Jamais au cours des trente dernières années, le fossé entre les riches et les pauvres n'a été aussi grand qu'aujourd'hui. C'est ce qui résulte de la toute dernière étude réalisée par l'Organisation de coopération et de développement économique, OCDE, qui regroupe 34 pays parmi les plus développés du monde. Selon les auteurs de l'étude, les inégalités sociales entre les différents groupes de la population agissent comme un frein au développement économique. Le rôle principal dans cette situation revient à l'éducation. Or, les gens avec un faible niveau de ressources ne disposent pas de moyens pour assurer leur propre éducation ou celle de leurs enfants. Ce qui fait qu'une position sociale défavorable est souvent reçue comme une sorte d'héritage. Il est très difficile de se libérer de ce cercle vicieux.
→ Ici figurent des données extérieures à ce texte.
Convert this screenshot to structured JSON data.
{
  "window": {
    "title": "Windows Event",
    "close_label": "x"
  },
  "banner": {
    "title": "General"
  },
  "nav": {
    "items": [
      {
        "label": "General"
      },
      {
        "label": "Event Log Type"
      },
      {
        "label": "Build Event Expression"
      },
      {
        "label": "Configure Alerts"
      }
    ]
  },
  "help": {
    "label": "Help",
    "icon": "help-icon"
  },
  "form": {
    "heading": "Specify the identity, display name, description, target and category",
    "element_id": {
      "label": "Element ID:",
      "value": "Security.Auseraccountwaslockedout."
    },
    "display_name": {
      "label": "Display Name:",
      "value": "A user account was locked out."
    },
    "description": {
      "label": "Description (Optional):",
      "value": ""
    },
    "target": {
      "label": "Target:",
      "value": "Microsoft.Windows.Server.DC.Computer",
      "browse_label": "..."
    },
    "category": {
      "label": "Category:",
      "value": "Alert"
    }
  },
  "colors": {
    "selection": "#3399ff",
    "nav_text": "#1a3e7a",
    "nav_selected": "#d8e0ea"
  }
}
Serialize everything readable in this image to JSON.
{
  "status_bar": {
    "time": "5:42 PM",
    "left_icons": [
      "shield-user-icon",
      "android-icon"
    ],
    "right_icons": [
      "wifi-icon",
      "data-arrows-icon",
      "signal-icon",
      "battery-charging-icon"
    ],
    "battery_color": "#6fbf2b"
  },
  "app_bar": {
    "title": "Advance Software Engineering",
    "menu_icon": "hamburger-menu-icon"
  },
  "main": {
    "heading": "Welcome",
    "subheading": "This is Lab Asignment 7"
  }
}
L'étude de l'OCDE en question a fait la comparaison des revenus actuels des plus riches et des plus pauvres avec ceux d'il y a trente ans. Le résultat auquel elle a abouti est édifiant : dans la moitié des années quatre-vingt du siècle précédent, la couche la plus riche de la population dans les pays membres de l'Union européenne gagnait sept fois plus que la partie de la population qui gagnait le moins ; aujourd'hui, il faut multiplier les revenus des plus riches par 9,5. Par exemple, il y a trente ans en Allemagne, ce rapport était de 5 à 1, aujourd'hui il est de 7 à 1.
Même si les données concernant tout particulièrement la Slovaquie ne sont pas disponibles, on peut supposer que la situation est semblable à celle dans les pays voisins, tels que la Tchéquie et la Hongrie ; toutefois, par exemple en Tchéquie, l'inégalité sociale exprimée en écart de revenus est - avec la Norvège et le Danemark - l'une des plus faibles de l'OCDE. Cette ressemblance a été récemment confirmée par une autre étude, publiée par le groupe Selon celle-ci, en Slovaquie, les 10% les plus riches de la population possèdent près de 30% de la richesse du pays, ce qui est un résultat plutôt positif comparé aux autres pays européens. En dépit de cela et comme nous l'avons remarqué au début de notre gros plan, ce sont notamment les enfants issus du milieu défavorisé qui en souffrent : bien que l'accès à l'éducation soit garanti par la Constitution slovaque, en réalité c'est la situation matérielle des parents qui en décide. Selon les experts, seulement 20% des enfants slovaques qui ont des parents à bas revenus ont la chance de mener à bien les études du second degré. Au sein des écoles élémentaires, près de 55 mille enfants, soit un dixième de tous les élèves, font partie de ce groupe défavorisé. Bien que plusieurs études aient déjà essayé d'attirer l'attention sur le fait que le système d'éducation slovaque est en train de conforter les disparités sociales, la situation reste inchangée pour l'instant.